Data Structures

 

Introduction

Computers have very specific ways of storing and manipulating data. This chapter shows how individual items of data may be associated in various ways to form data structures. At this stage it may be worth mentioning that the individual forms mentioned above may have various shapes and sizes. These shapes and sizes range from Boolean variables that allow only either yes or no to various types of string type variables whereby one string being a strictly ascii string is going to be different and not compatible to a string allowing UTF-8 ascii encoding. These structures enable large and potentially unwieldy collections of data to be managed by relatively simple operations.

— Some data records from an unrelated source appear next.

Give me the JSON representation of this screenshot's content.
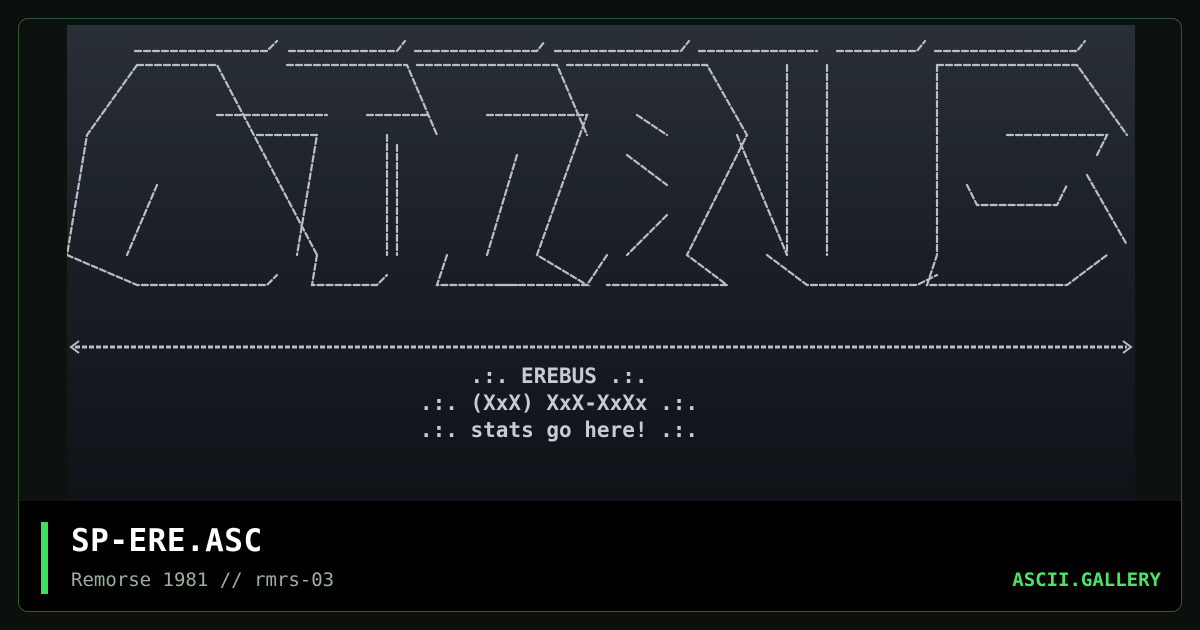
{
  "card": {
    "title": "SP-ERE.ASC",
    "subtitle": "Remorse 1981 // rmrs-03",
    "brand": "ASCII.GALLERY"
  },
  "art": {
    "info_lines": [
      ".:. EREBUS .:.",
      ".:. (XxX) XxX-XxXx .:.",
      ".:. stats go here! .:."
    ]
  },
  "colors": {
    "accent": "#3be05e",
    "brand": "#4fe06a",
    "subtitle": "#9db09f",
    "art_ink": "#c8ccd2"
  }
}
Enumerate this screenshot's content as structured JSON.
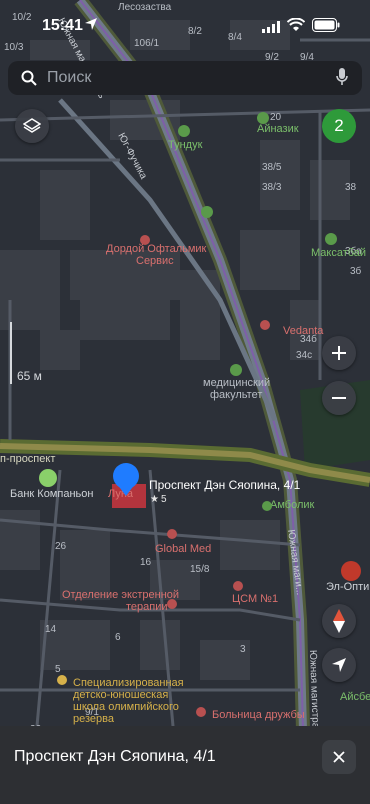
{
  "status_bar": {
    "time": "15:41"
  },
  "search": {
    "placeholder": "Поиск"
  },
  "badge_count": "2",
  "scale_label": "65 м",
  "selected_place": {
    "name": "Проспект Дэн Сяопина, 4/1",
    "rating": "5"
  },
  "bottom_sheet": {
    "title": "Проспект Дэн Сяопина, 4/1"
  },
  "map_labels": {
    "tundyk": "Тундук",
    "ainazik": "Айназик",
    "dordoi": "Дордой Офтальмик",
    "dordoi2": "Сервис",
    "maxatbay": "Максатбай",
    "vedanta": "Vedanta",
    "medfac1": "медицинский",
    "medfac2": "факультет",
    "avenue": "п-проспект",
    "bank": "Банк Компаньон",
    "luna": "Луна",
    "ambolik": "Амболик",
    "globalmed": "Global Med",
    "emergency1": "Отделение экстренной",
    "emergency2": "терапии",
    "csm": "ЦСМ №1",
    "eloptik": "Эл-Оптик",
    "olimp1": "Специализированная",
    "olimp2": "детско-юношеская",
    "olimp3": "школа олимпийского",
    "olimp4": "резерва",
    "friendship": "Больница дружбы",
    "aisbek": "Айсбе",
    "lesozastava": "Лесозаства",
    "street_yug": "Южная магистраль",
    "street_yug2": "Южная маги...",
    "street_yugfuch": "Юг-Фучика",
    "house_5": "5",
    "h1": "106/1",
    "h2": "8/2",
    "h3": "8/4",
    "h4": "9/2",
    "h5": "9/4",
    "h6": "10/3",
    "h7": "10/2",
    "h8": "20",
    "h9": "38/5",
    "h10": "38/3",
    "h11": "38",
    "h12": "3ба",
    "h13": "3б",
    "h14": "34б",
    "h15": "34с",
    "h16": "26",
    "h17": "16",
    "h18": "15/8",
    "h19": "14",
    "h20": "6",
    "h21": "3",
    "h22": "5",
    "h23": "9/1",
    "h24": "36"
  }
}
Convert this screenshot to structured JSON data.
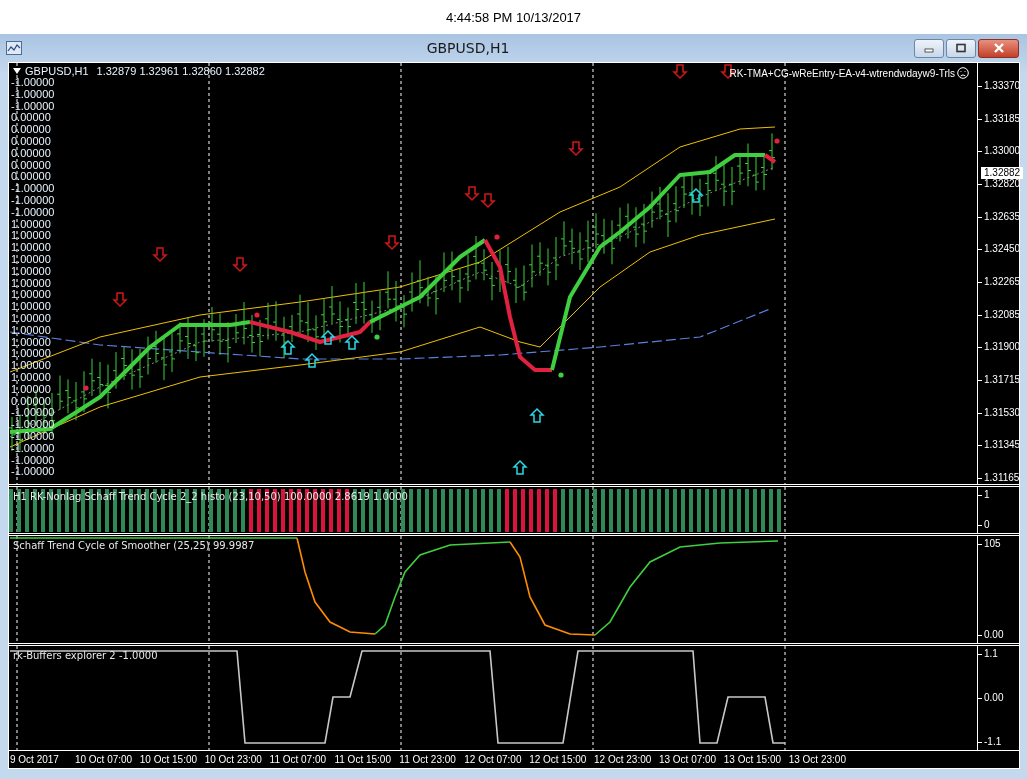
{
  "clock": "4:44:58 PM 10/13/2017",
  "window": {
    "title": "GBPUSD,H1",
    "buttons": [
      {
        "kind": "minimize"
      },
      {
        "kind": "maximize"
      },
      {
        "kind": "close"
      }
    ]
  },
  "main_pane": {
    "symbol": "GBPUSD,H1",
    "ohlc": "1.32879 1.32961 1.32860 1.32882",
    "expert": "RK-TMA+CG-wReEntry-EA-v4-wtrendwdayw9-Trls",
    "buffer_values": [
      "-1.00000",
      "-1.00000",
      "-1.00000",
      "0.00000",
      "0.00000",
      "0.00000",
      "0.00000",
      "0.00000",
      "0.00000",
      "-1.00000",
      "-1.00000",
      "-1.00000",
      "1.00000",
      "1.00000",
      "1.00000",
      "1.00000",
      "1.00000",
      "1.00000",
      "1.00000",
      "1.00000",
      "1.00000",
      "1.00000",
      "1.00000",
      "1.00000",
      "1.00000",
      "1.00000",
      "1.00000",
      "0.00000",
      "-1.00000",
      "-1.00000",
      "-1.00000",
      "-1.00000",
      "-1.00000",
      "-1.00000"
    ],
    "price_axis": [
      "1.33370",
      "1.33185",
      "1.33000",
      "1.32820",
      "1.32635",
      "1.32450",
      "1.32265",
      "1.32085",
      "1.31900",
      "1.31715",
      "1.31530",
      "1.31345",
      "1.31165"
    ],
    "current_price": "1.32882"
  },
  "histo_pane": {
    "label": "H1 RK-Nonlag Schaff Trend Cycle 2_2 histo  (23,10,50) 100.0000 2.8619 1.0000",
    "axis": [
      "1",
      "0"
    ]
  },
  "schaff_pane": {
    "label": "Schaff Trend Cycle of Smoother (25,25) 99.9987",
    "axis": [
      "105",
      "0.00"
    ]
  },
  "buffers_pane": {
    "label": "rk-Buffers explorer 2 -1.0000",
    "axis": [
      "1.1",
      "0.00",
      "-1.1"
    ]
  },
  "time_axis": [
    "9 Oct 2017",
    "10 Oct 07:00",
    "10 Oct 15:00",
    "10 Oct 23:00",
    "11 Oct 07:00",
    "11 Oct 15:00",
    "11 Oct 23:00",
    "12 Oct 07:00",
    "12 Oct 15:00",
    "12 Oct 23:00",
    "13 Oct 07:00",
    "13 Oct 15:00",
    "13 Oct 23:00"
  ]
}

Six data structures are going to be discussed in this chapter: Strings, arrays, stacks, queues, lists and trees. These are the most important and widely used Data Structures used to store data on computers today and in the past.

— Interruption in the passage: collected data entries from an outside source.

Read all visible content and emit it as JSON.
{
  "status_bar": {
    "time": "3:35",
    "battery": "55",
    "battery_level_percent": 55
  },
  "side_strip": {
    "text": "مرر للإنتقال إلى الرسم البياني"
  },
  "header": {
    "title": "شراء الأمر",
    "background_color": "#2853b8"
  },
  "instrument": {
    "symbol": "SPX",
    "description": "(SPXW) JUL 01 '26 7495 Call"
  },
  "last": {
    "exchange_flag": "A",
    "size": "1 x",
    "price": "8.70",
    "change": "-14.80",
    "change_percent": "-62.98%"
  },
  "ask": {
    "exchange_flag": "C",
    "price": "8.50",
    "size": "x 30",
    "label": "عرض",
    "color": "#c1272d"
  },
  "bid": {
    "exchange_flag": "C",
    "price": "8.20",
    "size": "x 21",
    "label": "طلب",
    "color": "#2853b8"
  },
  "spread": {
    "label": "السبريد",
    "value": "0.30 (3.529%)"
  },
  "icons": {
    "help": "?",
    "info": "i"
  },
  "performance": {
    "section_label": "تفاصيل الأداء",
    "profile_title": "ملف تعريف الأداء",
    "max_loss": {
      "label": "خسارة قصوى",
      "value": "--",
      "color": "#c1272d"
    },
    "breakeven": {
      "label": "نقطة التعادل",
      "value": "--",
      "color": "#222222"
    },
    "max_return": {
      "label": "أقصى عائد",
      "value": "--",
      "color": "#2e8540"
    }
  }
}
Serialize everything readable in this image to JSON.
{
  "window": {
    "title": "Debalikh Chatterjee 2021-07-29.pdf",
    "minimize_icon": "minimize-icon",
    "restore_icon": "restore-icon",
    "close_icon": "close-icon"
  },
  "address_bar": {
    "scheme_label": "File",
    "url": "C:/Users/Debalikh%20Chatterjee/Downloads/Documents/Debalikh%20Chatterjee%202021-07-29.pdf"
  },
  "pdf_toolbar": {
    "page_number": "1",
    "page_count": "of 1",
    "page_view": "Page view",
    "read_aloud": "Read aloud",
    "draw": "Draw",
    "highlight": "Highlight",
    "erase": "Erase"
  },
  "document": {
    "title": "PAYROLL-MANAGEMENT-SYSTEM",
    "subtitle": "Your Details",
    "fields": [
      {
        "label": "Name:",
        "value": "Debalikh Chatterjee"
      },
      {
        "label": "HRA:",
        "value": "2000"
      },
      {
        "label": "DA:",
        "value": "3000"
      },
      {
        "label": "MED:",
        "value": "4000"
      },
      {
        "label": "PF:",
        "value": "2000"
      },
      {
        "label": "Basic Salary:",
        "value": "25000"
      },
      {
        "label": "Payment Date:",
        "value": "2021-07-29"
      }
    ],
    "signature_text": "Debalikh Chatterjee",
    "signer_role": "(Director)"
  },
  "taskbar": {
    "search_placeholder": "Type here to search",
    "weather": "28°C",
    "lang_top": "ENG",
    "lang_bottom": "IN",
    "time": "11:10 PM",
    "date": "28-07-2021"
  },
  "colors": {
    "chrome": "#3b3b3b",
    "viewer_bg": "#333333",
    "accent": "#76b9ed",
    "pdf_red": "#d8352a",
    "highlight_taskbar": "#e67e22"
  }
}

The way in which data is structured creates a framework within which we as program developers can go about storing data in such a way that the structure (framework) gets preserved and that every time the data needs to be accessed both we and the system know what to expect.

One important fact that should be bore in mind is that: Data Structures + Algorithms = Programs

Pointers:

Pointers are a very useful aspect of data structures that mean exactly what it implies: they are a bit of data that point at a location where other data can be found. There are various ways in which these pointers are implemented.

Objects are generally a collection of variables that reside in a part of the computer’s memory. To access that data structure you would generally have to access it through a pointer. In most high level programming languages, if you declare a string (collection of characters), the variable identifier will refer to a pointer that points to the space that has been set aside for it in memory.

Further more pointers are used to build many data structures. They provide the links which join the elements of the structure. Pointers that are particularly significant are those that point to the beginning and end of data structure or elements within a data structure. Later on in the chapter we will discuss how this is done within different data structures.

Strings:

Strings are a collection of characters that are regarded as a single data item. Initially the length of a string would have to be assigned and then that length would be store either at the start of the string or at the end. These days the assignment s not necessary but the amount of characters in a string is still stored. This is very useful because we often have to know how long a string is before we can manipulate the data.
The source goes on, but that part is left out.